Tanajura: O Ouro do Agreste de Pernambuco
A tanajura, um inseto tradicionalmente consumido no interior nordestino, está em alta no Agreste de Pernambuco, onde seu preço alcança impressionantes R$ 300 por quilo. Esse fenômeno se deve à escassez do produto e à forte tradição gastronômica que o envolve. Nos pontos de venda populares, como o Parque 18 de Maio, comerciantes anunciam a iguaria com preços que variam de R$ 250 a R$ 300, ressaltando a raridade da sua oferta.

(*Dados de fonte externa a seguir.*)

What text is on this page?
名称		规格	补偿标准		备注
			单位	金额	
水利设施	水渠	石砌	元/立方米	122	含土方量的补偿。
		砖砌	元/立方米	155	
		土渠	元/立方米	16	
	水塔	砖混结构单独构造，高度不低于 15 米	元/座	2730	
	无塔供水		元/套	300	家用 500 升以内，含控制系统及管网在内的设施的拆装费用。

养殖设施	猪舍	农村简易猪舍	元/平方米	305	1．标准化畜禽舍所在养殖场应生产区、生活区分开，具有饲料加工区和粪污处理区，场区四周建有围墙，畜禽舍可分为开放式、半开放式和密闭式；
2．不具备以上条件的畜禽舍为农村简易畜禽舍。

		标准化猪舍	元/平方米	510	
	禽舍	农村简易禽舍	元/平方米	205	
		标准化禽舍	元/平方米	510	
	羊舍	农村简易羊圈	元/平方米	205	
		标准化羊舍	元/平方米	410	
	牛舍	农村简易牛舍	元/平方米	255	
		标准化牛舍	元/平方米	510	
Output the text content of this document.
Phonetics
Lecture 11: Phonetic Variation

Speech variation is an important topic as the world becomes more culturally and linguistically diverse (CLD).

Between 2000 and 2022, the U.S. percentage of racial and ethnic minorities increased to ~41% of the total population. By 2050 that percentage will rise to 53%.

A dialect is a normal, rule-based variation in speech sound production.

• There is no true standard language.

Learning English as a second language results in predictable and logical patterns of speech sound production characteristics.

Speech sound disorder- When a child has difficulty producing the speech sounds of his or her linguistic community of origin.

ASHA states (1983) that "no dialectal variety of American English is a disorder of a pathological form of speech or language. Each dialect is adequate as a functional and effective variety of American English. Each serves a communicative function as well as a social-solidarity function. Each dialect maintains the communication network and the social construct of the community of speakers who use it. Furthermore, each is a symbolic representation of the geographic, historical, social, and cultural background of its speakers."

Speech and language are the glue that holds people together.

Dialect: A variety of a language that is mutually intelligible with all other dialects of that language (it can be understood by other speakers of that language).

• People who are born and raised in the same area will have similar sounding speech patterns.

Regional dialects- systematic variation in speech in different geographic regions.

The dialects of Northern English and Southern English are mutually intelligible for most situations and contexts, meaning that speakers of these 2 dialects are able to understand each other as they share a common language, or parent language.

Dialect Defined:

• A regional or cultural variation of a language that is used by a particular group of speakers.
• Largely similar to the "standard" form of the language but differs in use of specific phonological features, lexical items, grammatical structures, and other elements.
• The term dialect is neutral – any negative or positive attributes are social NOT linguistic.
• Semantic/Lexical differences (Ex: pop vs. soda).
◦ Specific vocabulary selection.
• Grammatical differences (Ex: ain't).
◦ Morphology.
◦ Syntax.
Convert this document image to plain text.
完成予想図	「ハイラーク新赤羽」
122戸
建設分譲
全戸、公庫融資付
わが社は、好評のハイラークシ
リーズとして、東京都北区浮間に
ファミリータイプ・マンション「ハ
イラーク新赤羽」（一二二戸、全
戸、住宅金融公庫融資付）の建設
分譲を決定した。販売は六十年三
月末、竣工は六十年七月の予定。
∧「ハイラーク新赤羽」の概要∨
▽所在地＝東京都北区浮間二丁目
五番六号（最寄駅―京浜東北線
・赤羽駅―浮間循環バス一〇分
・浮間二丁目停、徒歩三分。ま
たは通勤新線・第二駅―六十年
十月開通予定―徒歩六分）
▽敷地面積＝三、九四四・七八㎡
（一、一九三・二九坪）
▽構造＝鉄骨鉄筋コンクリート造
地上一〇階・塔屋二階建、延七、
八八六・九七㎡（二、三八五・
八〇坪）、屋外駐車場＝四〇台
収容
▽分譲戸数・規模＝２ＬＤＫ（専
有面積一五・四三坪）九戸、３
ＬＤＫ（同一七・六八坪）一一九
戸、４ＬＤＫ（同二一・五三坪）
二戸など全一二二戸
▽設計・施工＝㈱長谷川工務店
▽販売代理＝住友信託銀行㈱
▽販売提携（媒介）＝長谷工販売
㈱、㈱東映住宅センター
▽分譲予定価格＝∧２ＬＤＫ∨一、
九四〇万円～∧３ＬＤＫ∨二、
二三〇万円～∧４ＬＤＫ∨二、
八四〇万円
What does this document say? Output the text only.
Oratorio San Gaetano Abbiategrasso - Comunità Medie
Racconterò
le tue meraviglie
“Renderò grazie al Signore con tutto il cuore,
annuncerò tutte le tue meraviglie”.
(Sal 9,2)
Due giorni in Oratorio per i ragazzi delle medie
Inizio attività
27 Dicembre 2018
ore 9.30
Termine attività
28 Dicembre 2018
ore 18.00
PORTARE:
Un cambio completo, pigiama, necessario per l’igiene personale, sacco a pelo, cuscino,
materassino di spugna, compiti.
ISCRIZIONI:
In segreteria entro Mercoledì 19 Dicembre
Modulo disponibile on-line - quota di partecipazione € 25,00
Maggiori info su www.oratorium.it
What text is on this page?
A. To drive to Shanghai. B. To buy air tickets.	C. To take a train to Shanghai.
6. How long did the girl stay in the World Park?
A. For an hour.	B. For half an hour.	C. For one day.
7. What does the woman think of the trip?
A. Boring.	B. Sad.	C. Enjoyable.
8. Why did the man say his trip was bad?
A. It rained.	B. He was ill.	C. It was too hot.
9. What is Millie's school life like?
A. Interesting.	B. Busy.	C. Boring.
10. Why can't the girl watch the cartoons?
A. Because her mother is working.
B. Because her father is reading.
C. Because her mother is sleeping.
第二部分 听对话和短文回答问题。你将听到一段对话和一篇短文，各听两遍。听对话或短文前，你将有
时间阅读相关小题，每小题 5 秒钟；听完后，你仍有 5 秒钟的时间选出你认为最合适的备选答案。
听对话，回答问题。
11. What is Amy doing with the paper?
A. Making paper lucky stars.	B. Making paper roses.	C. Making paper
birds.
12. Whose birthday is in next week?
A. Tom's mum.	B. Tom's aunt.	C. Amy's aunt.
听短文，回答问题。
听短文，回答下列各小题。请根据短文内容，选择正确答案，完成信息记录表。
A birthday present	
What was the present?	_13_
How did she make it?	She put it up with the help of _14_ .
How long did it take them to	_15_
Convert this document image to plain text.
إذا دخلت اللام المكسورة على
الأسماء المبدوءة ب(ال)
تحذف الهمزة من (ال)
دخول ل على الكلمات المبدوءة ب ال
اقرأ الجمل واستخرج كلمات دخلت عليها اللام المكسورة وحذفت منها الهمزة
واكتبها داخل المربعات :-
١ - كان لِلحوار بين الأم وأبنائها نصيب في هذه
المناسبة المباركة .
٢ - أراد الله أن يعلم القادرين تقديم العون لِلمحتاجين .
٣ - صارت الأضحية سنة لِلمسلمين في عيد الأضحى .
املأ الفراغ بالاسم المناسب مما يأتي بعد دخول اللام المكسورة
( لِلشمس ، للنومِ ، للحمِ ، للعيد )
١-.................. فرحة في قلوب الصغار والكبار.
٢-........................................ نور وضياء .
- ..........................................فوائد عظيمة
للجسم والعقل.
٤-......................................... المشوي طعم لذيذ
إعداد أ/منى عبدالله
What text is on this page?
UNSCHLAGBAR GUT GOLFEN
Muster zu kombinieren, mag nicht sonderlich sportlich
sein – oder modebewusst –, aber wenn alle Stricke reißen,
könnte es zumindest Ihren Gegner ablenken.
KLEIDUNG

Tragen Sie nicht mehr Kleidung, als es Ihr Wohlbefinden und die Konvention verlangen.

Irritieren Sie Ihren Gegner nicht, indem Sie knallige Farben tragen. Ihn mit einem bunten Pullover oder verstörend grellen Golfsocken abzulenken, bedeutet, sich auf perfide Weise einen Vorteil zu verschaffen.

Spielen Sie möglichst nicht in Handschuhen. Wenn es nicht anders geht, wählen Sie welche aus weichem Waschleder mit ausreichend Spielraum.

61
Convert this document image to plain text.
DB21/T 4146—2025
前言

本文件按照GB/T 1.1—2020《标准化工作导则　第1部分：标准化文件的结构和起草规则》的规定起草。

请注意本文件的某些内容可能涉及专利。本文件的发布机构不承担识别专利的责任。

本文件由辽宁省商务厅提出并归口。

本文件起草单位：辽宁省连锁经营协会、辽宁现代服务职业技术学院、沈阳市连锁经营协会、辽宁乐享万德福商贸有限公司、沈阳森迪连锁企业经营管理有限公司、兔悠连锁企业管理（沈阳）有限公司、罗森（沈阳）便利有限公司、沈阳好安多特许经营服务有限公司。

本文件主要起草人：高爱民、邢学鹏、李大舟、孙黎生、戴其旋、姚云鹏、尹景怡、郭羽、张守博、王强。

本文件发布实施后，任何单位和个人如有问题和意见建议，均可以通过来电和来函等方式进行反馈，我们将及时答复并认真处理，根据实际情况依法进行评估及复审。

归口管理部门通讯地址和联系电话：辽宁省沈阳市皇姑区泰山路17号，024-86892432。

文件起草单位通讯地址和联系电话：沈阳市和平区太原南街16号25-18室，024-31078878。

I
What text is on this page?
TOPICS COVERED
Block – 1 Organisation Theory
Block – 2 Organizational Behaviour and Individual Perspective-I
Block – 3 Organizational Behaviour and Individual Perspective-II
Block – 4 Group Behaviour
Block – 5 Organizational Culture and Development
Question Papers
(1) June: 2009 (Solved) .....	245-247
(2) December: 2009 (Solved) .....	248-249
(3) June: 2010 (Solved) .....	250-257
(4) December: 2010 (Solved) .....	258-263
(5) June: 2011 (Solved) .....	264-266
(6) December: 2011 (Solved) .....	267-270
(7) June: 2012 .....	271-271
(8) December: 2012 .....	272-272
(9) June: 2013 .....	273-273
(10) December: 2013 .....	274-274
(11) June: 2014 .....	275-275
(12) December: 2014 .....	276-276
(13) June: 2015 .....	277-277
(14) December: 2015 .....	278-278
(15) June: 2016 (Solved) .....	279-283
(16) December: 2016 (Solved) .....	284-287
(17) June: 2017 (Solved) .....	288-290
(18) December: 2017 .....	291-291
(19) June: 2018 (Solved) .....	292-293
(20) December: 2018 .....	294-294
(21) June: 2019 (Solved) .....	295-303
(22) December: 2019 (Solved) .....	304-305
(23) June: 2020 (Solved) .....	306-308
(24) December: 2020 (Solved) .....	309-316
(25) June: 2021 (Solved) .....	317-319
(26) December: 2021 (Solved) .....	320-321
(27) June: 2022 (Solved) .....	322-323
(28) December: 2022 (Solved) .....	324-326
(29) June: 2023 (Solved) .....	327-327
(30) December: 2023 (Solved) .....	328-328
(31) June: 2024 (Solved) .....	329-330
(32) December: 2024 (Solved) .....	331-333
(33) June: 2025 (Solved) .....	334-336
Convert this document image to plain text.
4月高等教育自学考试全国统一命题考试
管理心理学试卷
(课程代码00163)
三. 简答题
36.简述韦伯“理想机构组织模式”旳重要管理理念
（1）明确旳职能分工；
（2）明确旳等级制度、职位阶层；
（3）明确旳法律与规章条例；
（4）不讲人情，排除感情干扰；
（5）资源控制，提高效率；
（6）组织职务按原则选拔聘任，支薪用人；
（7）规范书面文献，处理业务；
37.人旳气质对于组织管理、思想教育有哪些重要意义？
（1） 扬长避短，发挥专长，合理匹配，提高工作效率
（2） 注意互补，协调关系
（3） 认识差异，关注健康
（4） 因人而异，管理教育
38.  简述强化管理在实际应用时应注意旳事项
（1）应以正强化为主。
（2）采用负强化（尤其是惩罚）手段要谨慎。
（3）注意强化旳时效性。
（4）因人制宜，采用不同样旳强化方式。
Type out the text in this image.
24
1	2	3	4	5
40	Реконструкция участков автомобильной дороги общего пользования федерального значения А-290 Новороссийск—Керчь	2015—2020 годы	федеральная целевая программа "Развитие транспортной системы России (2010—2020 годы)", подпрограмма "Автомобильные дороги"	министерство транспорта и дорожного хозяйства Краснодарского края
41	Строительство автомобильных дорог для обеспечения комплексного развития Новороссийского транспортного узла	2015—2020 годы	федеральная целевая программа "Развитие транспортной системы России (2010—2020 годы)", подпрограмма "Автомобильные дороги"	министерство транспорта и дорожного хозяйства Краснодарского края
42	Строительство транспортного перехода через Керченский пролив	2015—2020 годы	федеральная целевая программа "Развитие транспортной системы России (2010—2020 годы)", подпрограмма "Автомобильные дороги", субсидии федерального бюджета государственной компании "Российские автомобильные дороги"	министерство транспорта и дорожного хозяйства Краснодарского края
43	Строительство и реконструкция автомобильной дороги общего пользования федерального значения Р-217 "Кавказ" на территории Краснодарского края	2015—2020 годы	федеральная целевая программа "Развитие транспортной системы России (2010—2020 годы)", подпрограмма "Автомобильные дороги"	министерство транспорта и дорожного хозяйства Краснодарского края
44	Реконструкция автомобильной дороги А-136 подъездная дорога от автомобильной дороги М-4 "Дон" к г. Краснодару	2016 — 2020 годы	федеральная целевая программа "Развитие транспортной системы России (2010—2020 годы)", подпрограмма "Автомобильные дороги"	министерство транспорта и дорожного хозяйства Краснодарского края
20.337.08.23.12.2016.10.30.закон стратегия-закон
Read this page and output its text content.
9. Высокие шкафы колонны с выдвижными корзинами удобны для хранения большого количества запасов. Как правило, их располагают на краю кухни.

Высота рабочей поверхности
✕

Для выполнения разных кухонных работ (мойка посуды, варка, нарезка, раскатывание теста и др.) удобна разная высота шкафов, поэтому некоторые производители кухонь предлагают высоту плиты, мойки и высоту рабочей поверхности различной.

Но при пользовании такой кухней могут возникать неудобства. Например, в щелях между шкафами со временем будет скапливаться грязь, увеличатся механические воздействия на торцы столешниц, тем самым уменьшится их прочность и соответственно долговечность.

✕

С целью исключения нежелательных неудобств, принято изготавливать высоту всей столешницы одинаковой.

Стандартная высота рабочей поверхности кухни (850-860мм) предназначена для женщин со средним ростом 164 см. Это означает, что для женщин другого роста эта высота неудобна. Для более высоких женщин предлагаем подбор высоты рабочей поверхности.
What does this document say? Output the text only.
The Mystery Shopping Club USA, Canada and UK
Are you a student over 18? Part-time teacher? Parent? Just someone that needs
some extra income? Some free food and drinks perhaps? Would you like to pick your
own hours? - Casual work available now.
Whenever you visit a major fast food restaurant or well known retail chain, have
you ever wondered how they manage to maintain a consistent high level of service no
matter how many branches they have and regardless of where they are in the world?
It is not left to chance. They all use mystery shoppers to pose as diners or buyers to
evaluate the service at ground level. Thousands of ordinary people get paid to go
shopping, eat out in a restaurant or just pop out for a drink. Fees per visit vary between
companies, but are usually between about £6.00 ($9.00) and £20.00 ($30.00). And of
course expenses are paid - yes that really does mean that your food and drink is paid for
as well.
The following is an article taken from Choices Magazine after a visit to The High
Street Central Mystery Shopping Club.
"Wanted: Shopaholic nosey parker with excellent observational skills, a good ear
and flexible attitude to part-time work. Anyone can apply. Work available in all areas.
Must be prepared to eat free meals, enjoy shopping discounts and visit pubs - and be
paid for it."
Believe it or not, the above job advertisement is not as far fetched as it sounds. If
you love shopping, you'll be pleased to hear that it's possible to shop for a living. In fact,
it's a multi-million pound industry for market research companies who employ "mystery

Esse inseto, que aparece em períodos específicos do ano, geralmente após as primeiras chuvas, tem atraído a atenção de gastrônomos e curiosos. A busca pela tanajura não se limita à sua venda tradicional; nas redes sociais, a iguaria é apresentada de formas inovadoras. Por exemplo, garrafas de dois litros do inseto podem ser vendidas por até R$ 120, enquanto potes menores, com cerca de 500 mililitros, têm preços entre R$ 50 e R$ 60, destacando-se, assim, como um produto gourmet.
Um Bar em Altinho Inova com a Tanajura
Na cidade de Altinho, um bar tem se destacado ao coletar cerca de 114 quilos da tanajura durante o seu período de sazonalidade. Givanilson da Silva, proprietário do estabelecimento, comentou sobre a coleta, que ele e sua equipe realizam nas ruas da cidade quando os insetos começam a aparecer. Após a coleta, os insetos são cuidadosamente separados e congelados, garantindo um estoque para o restante do ano.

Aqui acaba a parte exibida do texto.